Anti-plagiarism Policy and Retraction Protocol

Anti-plagiarism Policy

Authors must ensure that the data and results presented in the work are original and have not been copied, invented, distorted or manipulated.

Plagiarism in all its forms, self-plagiarism, multiple or redundant publication, as well as the invention or manipulation of data constitute serious breaches of ethics and are considered scientific fraud. The editors, firmly committed to ensuring that the manuscripts considered do not commit plagiarism or any other type of fraud, have an anti-plagiarism system (Turnitin).

Authors will not send to the Journal of Linguistic Research any original that is being considered by another editor, nor will they send that same original to another editor until they receive notification of its rejection or voluntarily withdraw it.

Retraction Protocol

Articles, reviews, or other documents published in the Revista de Investigación Linguística will be kept current, accurate, and unaltered as far as possible. However, exceptional circumstances may arise in which an article is published that subsequently needs to be corrected, retracted, or even deleted. These actions will be carried out after careful analysis by the journal's editorial team, with the support of the University of Murcia Publications Service staff, to ensure that they are carried out with the utmost guarantees and based on the standards recommended by the Committee on Publication Ethics (COPE).

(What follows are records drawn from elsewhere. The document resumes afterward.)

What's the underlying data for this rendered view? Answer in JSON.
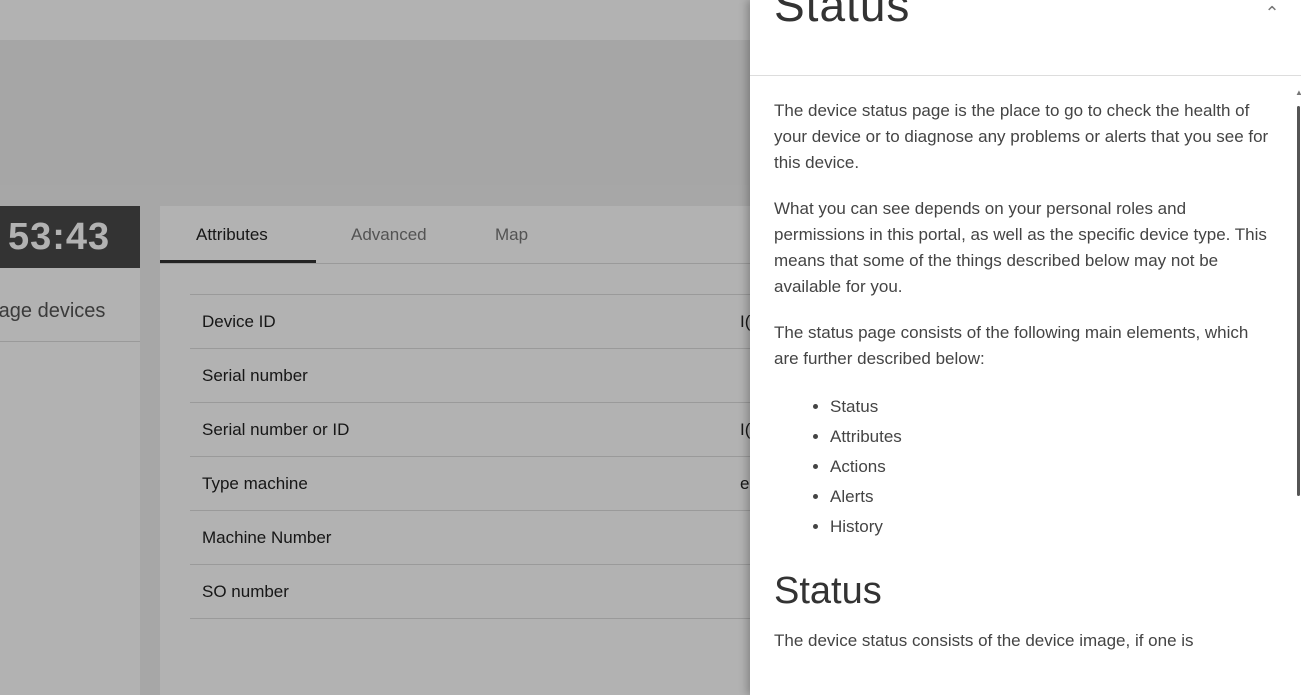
{
  "background": {
    "timer": "53:43",
    "left_link": "rage devices",
    "tabs": [
      {
        "label": "Attributes",
        "active": true
      },
      {
        "label": "Advanced",
        "active": false
      },
      {
        "label": "Map",
        "active": false
      }
    ],
    "attributes": [
      {
        "label": "Device ID",
        "value": "I("
      },
      {
        "label": "Serial number",
        "value": ""
      },
      {
        "label": "Serial number or ID",
        "value": "I("
      },
      {
        "label": "Type machine",
        "value": "e"
      },
      {
        "label": "Machine Number",
        "value": ""
      },
      {
        "label": "SO number",
        "value": ""
      }
    ]
  },
  "help": {
    "title": "Status",
    "collapse_icon": "chevron-up-icon",
    "paragraphs": [
      "The device status page is the place to go to check the health of your device or to diagnose any problems or alerts that you see for this device.",
      "What you can see depends on your personal roles and permissions in this portal, as well as the specific device type. This means that some of the things described below may not be available for you.",
      "The status page consists of the following main elements, which are further described below:"
    ],
    "elements": [
      "Status",
      "Attributes",
      "Actions",
      "Alerts",
      "History"
    ],
    "subtitle": "Status",
    "cut_text": "The device status consists of the device image, if one is"
  },
  "colors": {
    "overlay": "#000000",
    "timer_bg": "#4a4a4a",
    "tab_underline": "#333333"
  }
}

In these cases, the system of standards and mechanisms for controlling scholarly communication has several main rectification procedures according to the type, severity, and consequences of the inaccuracy detected. These may take the form of a notice of errata or correction, a retraction, and, in rare cases, the deletion of the article. The purpose of this mechanism is to ensure that changes are transparent and the integrity of the scholarly record is always guaranteed.

Regarding retraction, a retraction notice will be published when a significant error invalidates the article's conclusions or when there has been research or publication misconduct. Authors may request retraction of their articles if their reasons meet the retraction criteria.

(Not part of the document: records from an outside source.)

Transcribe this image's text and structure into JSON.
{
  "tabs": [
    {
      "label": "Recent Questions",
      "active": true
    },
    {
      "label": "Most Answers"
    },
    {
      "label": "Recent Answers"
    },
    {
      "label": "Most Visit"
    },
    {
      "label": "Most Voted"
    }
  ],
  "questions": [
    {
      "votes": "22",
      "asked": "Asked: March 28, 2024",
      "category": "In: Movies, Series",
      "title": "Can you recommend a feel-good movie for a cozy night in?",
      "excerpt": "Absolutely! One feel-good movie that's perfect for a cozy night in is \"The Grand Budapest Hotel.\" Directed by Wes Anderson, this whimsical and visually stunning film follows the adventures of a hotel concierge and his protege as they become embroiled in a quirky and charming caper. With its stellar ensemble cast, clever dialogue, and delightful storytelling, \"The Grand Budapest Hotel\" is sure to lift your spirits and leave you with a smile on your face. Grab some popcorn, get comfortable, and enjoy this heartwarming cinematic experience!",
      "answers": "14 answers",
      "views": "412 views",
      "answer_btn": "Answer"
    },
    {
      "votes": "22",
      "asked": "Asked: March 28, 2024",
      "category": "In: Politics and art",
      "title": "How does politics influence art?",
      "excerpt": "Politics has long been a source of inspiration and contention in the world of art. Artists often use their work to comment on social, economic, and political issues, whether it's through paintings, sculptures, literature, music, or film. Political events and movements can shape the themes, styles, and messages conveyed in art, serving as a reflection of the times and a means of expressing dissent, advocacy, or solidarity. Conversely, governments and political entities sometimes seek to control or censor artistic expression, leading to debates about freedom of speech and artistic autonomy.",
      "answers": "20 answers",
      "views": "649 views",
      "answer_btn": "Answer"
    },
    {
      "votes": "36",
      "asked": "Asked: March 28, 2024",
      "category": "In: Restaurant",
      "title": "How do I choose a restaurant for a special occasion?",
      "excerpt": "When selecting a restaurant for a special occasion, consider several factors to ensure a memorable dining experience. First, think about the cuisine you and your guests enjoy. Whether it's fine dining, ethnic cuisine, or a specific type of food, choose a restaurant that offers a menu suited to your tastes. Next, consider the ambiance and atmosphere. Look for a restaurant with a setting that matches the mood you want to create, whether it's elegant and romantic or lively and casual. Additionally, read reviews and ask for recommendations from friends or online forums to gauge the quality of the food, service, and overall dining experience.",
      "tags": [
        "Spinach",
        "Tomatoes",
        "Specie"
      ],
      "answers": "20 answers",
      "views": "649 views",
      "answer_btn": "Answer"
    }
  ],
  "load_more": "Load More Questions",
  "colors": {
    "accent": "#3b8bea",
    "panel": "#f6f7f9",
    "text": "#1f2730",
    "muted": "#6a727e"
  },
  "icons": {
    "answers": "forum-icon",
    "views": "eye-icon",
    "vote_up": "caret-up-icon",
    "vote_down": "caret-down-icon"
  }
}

Retraction will be considered:

If there is clear evidence that the findings are unreliable, either as a result of misconduct (e.g., data fabrication or image manipulation) or error (e.g., computational error or experimental error).
If the findings have been previously published elsewhere without appropriate cross-referencing, permission, or justification (e.g., cases of redundant publication or duplicate publication).
If the research constitutes plagiarism.
If there is evidence of fraudulent authorship.
If there is evidence of compromised peer review.
If there are indications of unethical research and breaches of professional ethical codes.

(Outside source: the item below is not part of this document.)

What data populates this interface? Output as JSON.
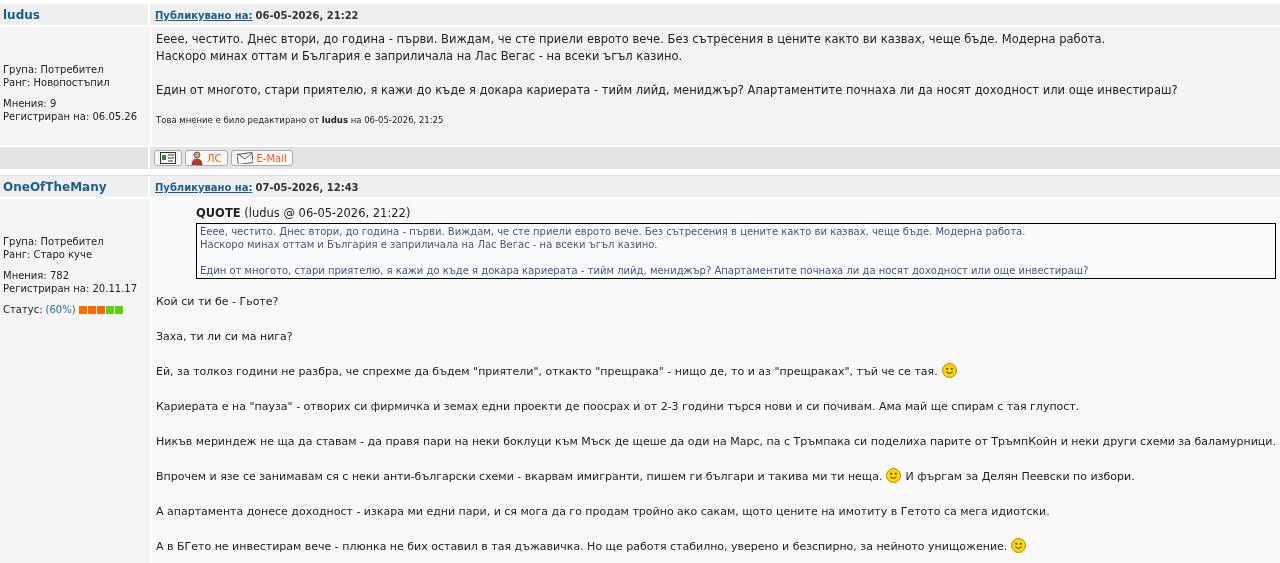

When the decision has been made to retract an article:

A watermark, "Retracted Article," will be added to the published version of the article record.
The article title will be preceded by "Retracted Article: [article title]."
A separate retraction statement, titled "Retraction: [article title]," will be published and linked to the retracted article. This note will be signed by the journal's editors.
The retraction statement, which will be paginated, will be assigned a DOI.